L’infographie suivante montre qu’une grande partie de l’aide au développement est versée dans ces trois pays aux gouvernements qui ensuite la répartissent, parfois sous forme d’appels d’offres, avec un manque de transparence dont pâtissent les entreprises locales.
La Chine a ses propres règles
Enfin, il y a la Chine qui vient bousculer les règles établies par les Occidentaux.
Nos infographies portent sur l’ensemble de l’aide publique au développement dans le monde : elles prennent en compte les Etats membres du Comité d’aide au développement de l’OCDE, qui comprend 29 pays ainsi que l’Union européenne, les pays qui ne sont pas membres de ce comité (Turquie, Russie, Arabie saoudite...) et les organisations internationales (Onu, Banque mondiale, Banque africaine de développement...)
Il a fallu toutefois ajouter la Chine pour laquelle les chiffres sont plus difficiles à trouver. Car la Chine arrive avec beaucoup d’argent et elle suit ses propres règles.
L’apport de la Chine n’est en effet pas éligible aux critères de l’OCDE en termes d’aide publique au développement : "avoir pour but essentiel de favoriser le développement économique et l’amélioration du niveau de vie des pays en développement (…) et être assortie de conditions favorables.”
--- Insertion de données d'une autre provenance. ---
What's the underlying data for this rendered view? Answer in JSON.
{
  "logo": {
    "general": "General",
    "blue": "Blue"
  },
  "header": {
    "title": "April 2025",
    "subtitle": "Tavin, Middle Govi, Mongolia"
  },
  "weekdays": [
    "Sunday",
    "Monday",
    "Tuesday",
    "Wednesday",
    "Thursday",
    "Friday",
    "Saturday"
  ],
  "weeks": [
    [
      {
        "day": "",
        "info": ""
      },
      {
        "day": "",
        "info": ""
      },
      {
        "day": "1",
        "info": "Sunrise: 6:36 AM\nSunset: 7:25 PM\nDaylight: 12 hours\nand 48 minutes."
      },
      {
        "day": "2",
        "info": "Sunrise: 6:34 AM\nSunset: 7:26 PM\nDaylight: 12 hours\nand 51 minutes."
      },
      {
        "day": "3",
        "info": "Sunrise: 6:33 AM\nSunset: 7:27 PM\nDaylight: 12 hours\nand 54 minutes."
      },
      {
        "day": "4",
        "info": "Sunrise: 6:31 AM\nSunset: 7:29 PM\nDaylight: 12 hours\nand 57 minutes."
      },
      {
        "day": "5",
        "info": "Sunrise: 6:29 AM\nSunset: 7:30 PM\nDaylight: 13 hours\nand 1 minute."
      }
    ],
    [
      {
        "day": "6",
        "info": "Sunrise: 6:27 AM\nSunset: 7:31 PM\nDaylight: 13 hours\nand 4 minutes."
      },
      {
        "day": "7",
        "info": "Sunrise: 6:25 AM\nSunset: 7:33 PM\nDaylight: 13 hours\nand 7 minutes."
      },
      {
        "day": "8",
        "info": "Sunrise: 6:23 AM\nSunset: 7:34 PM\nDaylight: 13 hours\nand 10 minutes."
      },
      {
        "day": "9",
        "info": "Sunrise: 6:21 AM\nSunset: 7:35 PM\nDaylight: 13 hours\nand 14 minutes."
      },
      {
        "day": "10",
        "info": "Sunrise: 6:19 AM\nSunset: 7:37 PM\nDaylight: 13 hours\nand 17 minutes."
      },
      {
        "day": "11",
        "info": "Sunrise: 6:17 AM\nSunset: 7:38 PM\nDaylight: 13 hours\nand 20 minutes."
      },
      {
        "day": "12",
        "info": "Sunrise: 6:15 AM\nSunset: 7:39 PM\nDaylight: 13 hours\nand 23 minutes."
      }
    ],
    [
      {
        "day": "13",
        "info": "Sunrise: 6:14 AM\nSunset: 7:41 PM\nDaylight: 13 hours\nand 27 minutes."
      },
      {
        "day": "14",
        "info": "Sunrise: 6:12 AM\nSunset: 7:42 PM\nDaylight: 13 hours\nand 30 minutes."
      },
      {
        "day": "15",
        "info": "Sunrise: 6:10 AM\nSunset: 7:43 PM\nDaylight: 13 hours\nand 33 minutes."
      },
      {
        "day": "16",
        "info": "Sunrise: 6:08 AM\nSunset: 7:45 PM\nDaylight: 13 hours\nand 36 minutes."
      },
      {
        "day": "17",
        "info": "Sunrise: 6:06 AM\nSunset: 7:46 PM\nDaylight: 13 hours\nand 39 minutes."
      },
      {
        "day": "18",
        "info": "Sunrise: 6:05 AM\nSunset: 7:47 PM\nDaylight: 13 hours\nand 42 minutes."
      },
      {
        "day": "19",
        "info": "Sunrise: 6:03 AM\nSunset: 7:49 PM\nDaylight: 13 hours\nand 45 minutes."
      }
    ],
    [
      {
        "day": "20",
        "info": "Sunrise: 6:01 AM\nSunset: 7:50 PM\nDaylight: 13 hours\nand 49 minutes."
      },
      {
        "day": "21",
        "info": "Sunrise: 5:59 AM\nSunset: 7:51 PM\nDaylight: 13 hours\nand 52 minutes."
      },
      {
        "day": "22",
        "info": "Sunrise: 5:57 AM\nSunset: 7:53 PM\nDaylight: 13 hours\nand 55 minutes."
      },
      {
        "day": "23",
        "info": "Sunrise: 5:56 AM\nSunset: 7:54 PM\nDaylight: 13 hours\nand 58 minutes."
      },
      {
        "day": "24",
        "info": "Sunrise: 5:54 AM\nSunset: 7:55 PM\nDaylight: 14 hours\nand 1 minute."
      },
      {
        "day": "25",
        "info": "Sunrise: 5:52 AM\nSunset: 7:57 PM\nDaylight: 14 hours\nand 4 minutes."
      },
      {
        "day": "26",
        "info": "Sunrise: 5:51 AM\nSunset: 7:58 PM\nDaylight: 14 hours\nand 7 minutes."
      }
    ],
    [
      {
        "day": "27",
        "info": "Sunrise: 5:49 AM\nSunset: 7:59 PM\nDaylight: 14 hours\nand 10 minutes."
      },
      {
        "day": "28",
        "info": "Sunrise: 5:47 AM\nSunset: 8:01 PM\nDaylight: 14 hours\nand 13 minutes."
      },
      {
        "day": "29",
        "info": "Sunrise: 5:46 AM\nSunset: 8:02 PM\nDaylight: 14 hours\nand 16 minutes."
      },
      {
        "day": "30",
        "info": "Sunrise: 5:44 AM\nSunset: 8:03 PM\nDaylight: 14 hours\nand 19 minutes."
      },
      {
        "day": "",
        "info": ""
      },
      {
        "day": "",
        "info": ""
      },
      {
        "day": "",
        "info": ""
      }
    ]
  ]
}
Pour simplifier, l’aide doit plus se présenter sous forme d’un don, d’une subvention non remboursable que sous la forme d’un crédit commercial.
Or, la Chine fonctionne avec des crédits aux taux d’intérêts élevés qui sont donc classés dans la catégorie des "autres apports du secteur public”. Les taux d’intérêts chinois seraient deux fois supérieurs à ceux pratiqués par des pays membres de l’OCDE comme l’Allemagne ou la France.
La dette cachée de l’Afrique
Selon une étude publiée par l’institut de recherche de l’Université William & Mary aux Etats-Unis, la Chine, avec le lancement du projet Nouvelle route de la soie en 2013, aurait investi 85 milliards de dollars par an en moyenne en dehors de ses frontières.
C’est deux fois plus que l’ensemble de l’aide publique au développement reçue par l’Afrique durant cette période. Mais les auteurs de cette étude rappellent que cette expansion repose sur la dette des pays receveurs, à commencer par les pays africains.
"70% des prêts chinois à l’étranger”, poursuit le rapport, "sont dirigés vers des compagnies publiques, des banques publiques (…) et des institutions privées dans les pays receveurs. Ces dettes, pour la plus grande partie, n’apparaissent donc pas dans les comptes des Etats.”